Sudbury Town drew 1-1 with Tamworth in front of a crowd of 26,487, the biggest ever for a Vase final, before losing the replay 3-0 at Peterborough. In subsequent years the Priory Stadium club rose as high as the Premier Division of the Dr Martens League, and two seasons ago they beat Brighton and Hove Albion in the first round of the FA Cup.

At the end of that 1996-97 campaign, though, Sudbury Town resigned from the Dr Martens for financial reasons, and returned to the Jewson Eastern League. Once they were unquestionably the top non-League club in Suffolk, now they may not even be the top side in Sudbury.

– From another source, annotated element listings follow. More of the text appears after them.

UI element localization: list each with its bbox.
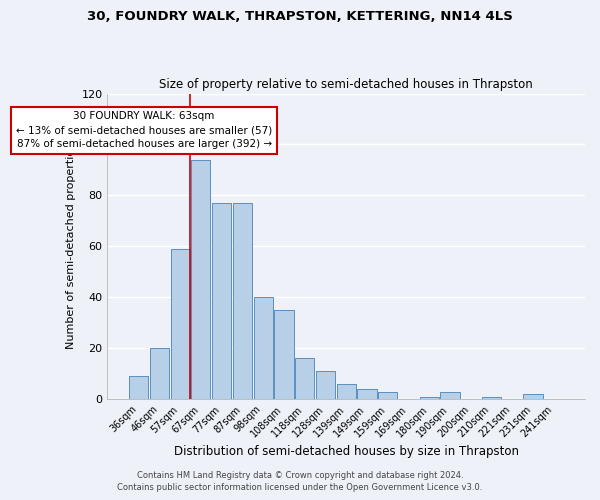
Bar <box>337 384 356 399</box>
Bar <box>358 389 377 399</box>
Bar <box>378 392 397 399</box>
Bar <box>150 348 169 399</box>
Bar <box>295 358 314 399</box>
Bar <box>482 396 501 399</box>
Text: Contains HM Land Registry data © Crown copyright and database right 2024.
Contai: Contains HM Land Registry data © Crown c… <box>118 471 482 492</box>
Text: 30, FOUNDRY WALK, THRAPSTON, KETTERING, NN14 4LS: 30, FOUNDRY WALK, THRAPSTON, KETTERING, … <box>87 10 513 23</box>
Bar <box>170 249 190 399</box>
Bar <box>129 376 148 399</box>
Bar <box>274 310 293 399</box>
Bar <box>523 394 542 399</box>
Text: 30 FOUNDRY WALK: 63sqm
← 13% of semi-detached houses are smaller (57)
87% of sem: 30 FOUNDRY WALK: 63sqm ← 13% of semi-det… <box>16 112 272 150</box>
Bar <box>233 203 252 399</box>
Y-axis label: Number of semi-detached properties: Number of semi-detached properties <box>66 144 76 350</box>
X-axis label: Distribution of semi-detached houses by size in Thrapston: Distribution of semi-detached houses by … <box>174 444 519 458</box>
Title: Size of property relative to semi-detached houses in Thrapston: Size of property relative to semi-detach… <box>160 78 533 91</box>
Bar <box>440 392 460 399</box>
Bar <box>212 203 231 399</box>
Bar <box>316 371 335 399</box>
Bar <box>191 160 211 399</box>
Bar <box>419 396 439 399</box>
Bar <box>254 298 273 399</box>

A mile up the River Stour from the Priory is Brundon Lane, the home of Town's Jewson League rivals Sudbury Wanderers. Tomorrow, while Town battle for Premier Division points against Diss Town (a Norfolk team who won the Vase in 1994), Wanderers will be on the Cumbrian coast taking on Workington in the last 16 of the Vase.

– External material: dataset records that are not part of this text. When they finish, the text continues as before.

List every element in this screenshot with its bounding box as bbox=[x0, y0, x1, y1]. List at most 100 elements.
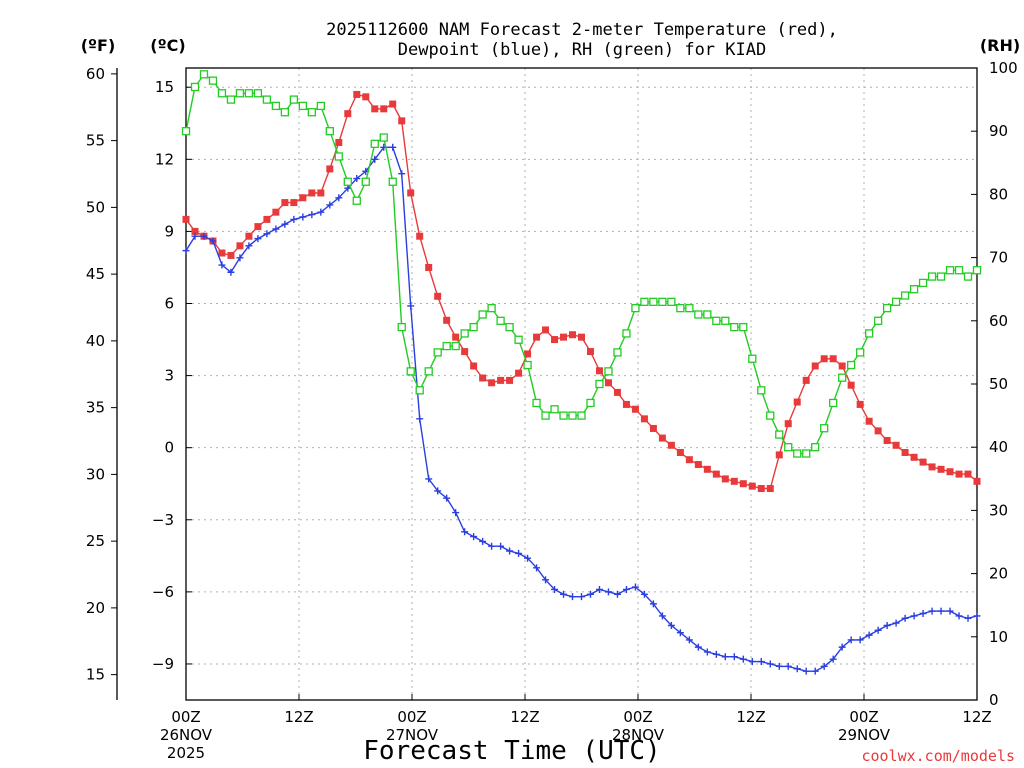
rh-point bbox=[415, 386, 424, 395]
2-meter-temperature-point bbox=[973, 477, 981, 485]
rh-point bbox=[550, 405, 559, 414]
rh-point bbox=[631, 304, 640, 313]
rh-tick-label: 0 bbox=[989, 691, 999, 709]
dewpoint-point bbox=[622, 585, 630, 593]
grid-lines bbox=[186, 68, 977, 700]
rh-point bbox=[891, 297, 901, 306]
dewpoint-point bbox=[838, 643, 846, 651]
dewpoint-point bbox=[847, 636, 855, 644]
2-meter-temperature-point bbox=[191, 227, 199, 235]
rh-point bbox=[541, 411, 550, 420]
dewpoint-point bbox=[452, 509, 460, 517]
x-axis-label: Forecast Time (UTC) bbox=[363, 736, 660, 766]
rh-point bbox=[775, 430, 784, 439]
rh-point bbox=[757, 386, 766, 395]
fahrenheit-tick-label: 40 bbox=[86, 332, 105, 350]
dewpoint-point bbox=[955, 612, 963, 620]
2-meter-temperature-point bbox=[631, 405, 639, 413]
2-meter-temperature-point bbox=[335, 138, 343, 146]
rh-tick-label: 90 bbox=[989, 122, 1008, 140]
fahrenheit-tick-label: 60 bbox=[86, 65, 105, 83]
rh-unit-label: (RH) bbox=[980, 36, 1020, 55]
2-meter-temperature-point bbox=[793, 398, 801, 406]
rh-point bbox=[244, 89, 254, 98]
2-meter-temperature-point bbox=[739, 480, 747, 488]
dewpoint-point bbox=[604, 588, 612, 596]
2-meter-temperature-point bbox=[748, 482, 756, 490]
rh-point bbox=[532, 398, 541, 408]
x-tick-label: 12Z bbox=[284, 708, 313, 726]
rh-series bbox=[181, 70, 982, 458]
2-meter-temperature-point bbox=[254, 223, 262, 231]
dewpoint-point bbox=[434, 487, 442, 495]
dewpoint-point bbox=[416, 415, 424, 423]
x-tick-label: 00Z bbox=[623, 708, 652, 726]
rh-point bbox=[793, 449, 802, 458]
2-meter-temperature-point bbox=[443, 316, 451, 324]
dewpoint-point bbox=[730, 653, 738, 661]
rh-point bbox=[352, 196, 361, 205]
2-meter-temperature-point bbox=[595, 367, 603, 375]
2-meter-temperature-point bbox=[802, 376, 810, 384]
2-meter-temperature-point bbox=[757, 485, 765, 493]
rh-point bbox=[927, 272, 937, 281]
dewpoint-point bbox=[569, 593, 577, 601]
2-meter-temperature-point bbox=[640, 415, 648, 423]
2-meter-temperature-point bbox=[586, 348, 594, 356]
2-meter-temperature-point bbox=[883, 436, 891, 444]
2-meter-temperature-point bbox=[425, 263, 433, 271]
dewpoint-point bbox=[928, 607, 936, 615]
rh-point bbox=[307, 108, 316, 117]
2-meter-temperature-point bbox=[721, 475, 729, 483]
dewpoint-point bbox=[191, 232, 199, 240]
rh-point bbox=[712, 316, 721, 325]
2-meter-temperature-point bbox=[622, 400, 630, 408]
x-tick-label: 00Z bbox=[171, 708, 200, 726]
celsius-tick-label: 0 bbox=[164, 439, 174, 457]
rh-point bbox=[972, 266, 982, 275]
rh-point bbox=[963, 272, 973, 281]
rh-point bbox=[613, 348, 622, 357]
celsius-tick-label: −3 bbox=[152, 511, 174, 529]
dewpoint-point bbox=[757, 658, 765, 666]
rh-point bbox=[820, 424, 829, 433]
dewpoint-point bbox=[595, 585, 603, 593]
rh-point bbox=[694, 310, 703, 319]
dewpoint-point bbox=[775, 662, 783, 670]
rh-point bbox=[442, 341, 451, 351]
rh-point bbox=[864, 329, 874, 338]
rh-point bbox=[406, 367, 415, 376]
rh-point bbox=[766, 411, 775, 420]
2-meter-temperature-point bbox=[703, 465, 711, 473]
rh-point bbox=[909, 285, 919, 294]
2-meter-temperature-point bbox=[712, 470, 720, 478]
x-tick-label: 12Z bbox=[962, 708, 991, 726]
2-meter-temperature-point bbox=[649, 424, 657, 432]
dewpoint-point bbox=[658, 612, 666, 620]
2-meter-temperature-point bbox=[353, 90, 361, 98]
2-meter-temperature-series bbox=[182, 90, 981, 493]
fahrenheit-tick-label: 45 bbox=[86, 265, 105, 283]
dewpoint-point bbox=[227, 268, 235, 276]
dewpoint-point bbox=[874, 626, 882, 634]
dewpoint-point bbox=[497, 542, 505, 550]
dewpoint-point bbox=[254, 235, 262, 243]
rh-point bbox=[523, 360, 532, 370]
rh-point bbox=[496, 316, 505, 325]
rh-point bbox=[505, 322, 514, 332]
rh-point bbox=[667, 297, 676, 306]
x-tick-label: 2025 bbox=[167, 744, 205, 762]
2-meter-temperature-point bbox=[236, 242, 244, 250]
rh-point bbox=[649, 297, 658, 306]
dewpoint-point bbox=[353, 175, 361, 183]
dewpoint-point bbox=[389, 143, 397, 151]
2-meter-temperature-point bbox=[416, 232, 424, 240]
2-meter-temperature-point bbox=[775, 451, 783, 459]
2-meter-temperature-point bbox=[299, 194, 307, 202]
rh-point bbox=[226, 95, 236, 104]
rh-point bbox=[918, 278, 928, 288]
dewpoint-point bbox=[964, 614, 972, 622]
2-meter-temperature-point bbox=[766, 485, 774, 493]
dewpoint-point bbox=[335, 194, 343, 202]
rh-tick-label: 100 bbox=[989, 59, 1018, 77]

Sudbury Town fell at the fourth-round stage of the Vase, losing to an extra-time goal at home to Northwood, but there is another Suffolk side in the fifth round. Woodbridge Town entertain Camberley Town, from Surrey, at their Notcutts Park ground tomorrow.

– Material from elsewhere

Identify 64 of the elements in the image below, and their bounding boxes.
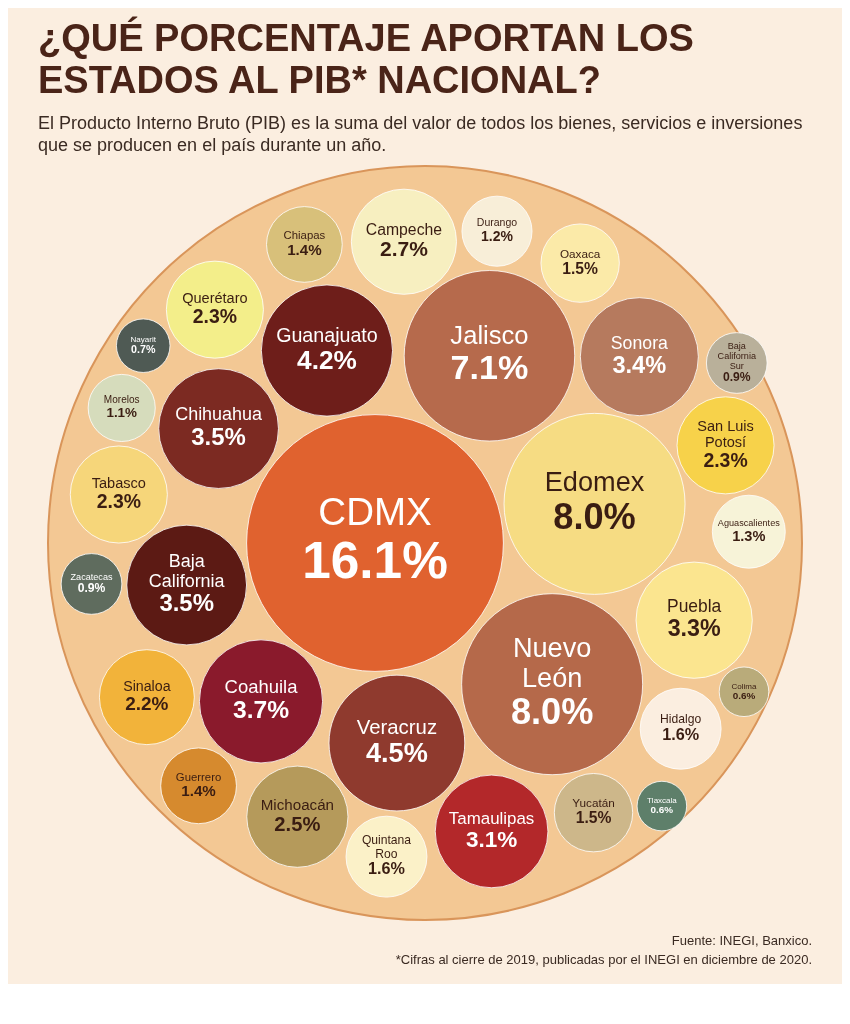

Woodbridge have several links to the Sudbury Town side which reached the 1989 Vase final. Their manager is Dave Hubbick, who scored six goals in 26 League games for Wimbledon in the early 80s and also hit Sudbury Town's Wembley goal against Tamworth.

Hubbick's assistant is Gary Barker, who captained the 1989 Sudbury Town side. Three other Priory team-mates then were Dean Garnham, who now keeps goal for Woodbridge, plus Marty Thorpe and Craig Oldfield, who are both squad players at Notcutts Park. They all share the same dream - marking the 10th anniversary of their first Wembley visit with a return trip.

There will be a reunion prior to the Vase tie at Dunston Federation Brewery tomorrow. The Tyneside club's manager, Bobby Scaife, appeared in the same Middlesbrough youth and reserve teams as David Armstrong, who went on to play for England and is now the commercial manager of Lymington & New Milton, Dunston's opponents from Hampshire.

Two clubs known as the Motormen have reached the last 16 of the Vase. Vauxhall GM, from Ellesmere Port, travel to Oxfordshire to take on Thame United, while Ford United, from Romford, entertain Bedlington Terriers. Both sides reached the first round of the FA Cup this term: Ford lost at Preston North End while Bedlington thrashed Colchester United.

The Vase holders, Tiverton Town, visit Bedford Town, while Taunton Town, along with "Tivvy" the other West Country Vase contenders, entertain Northwood.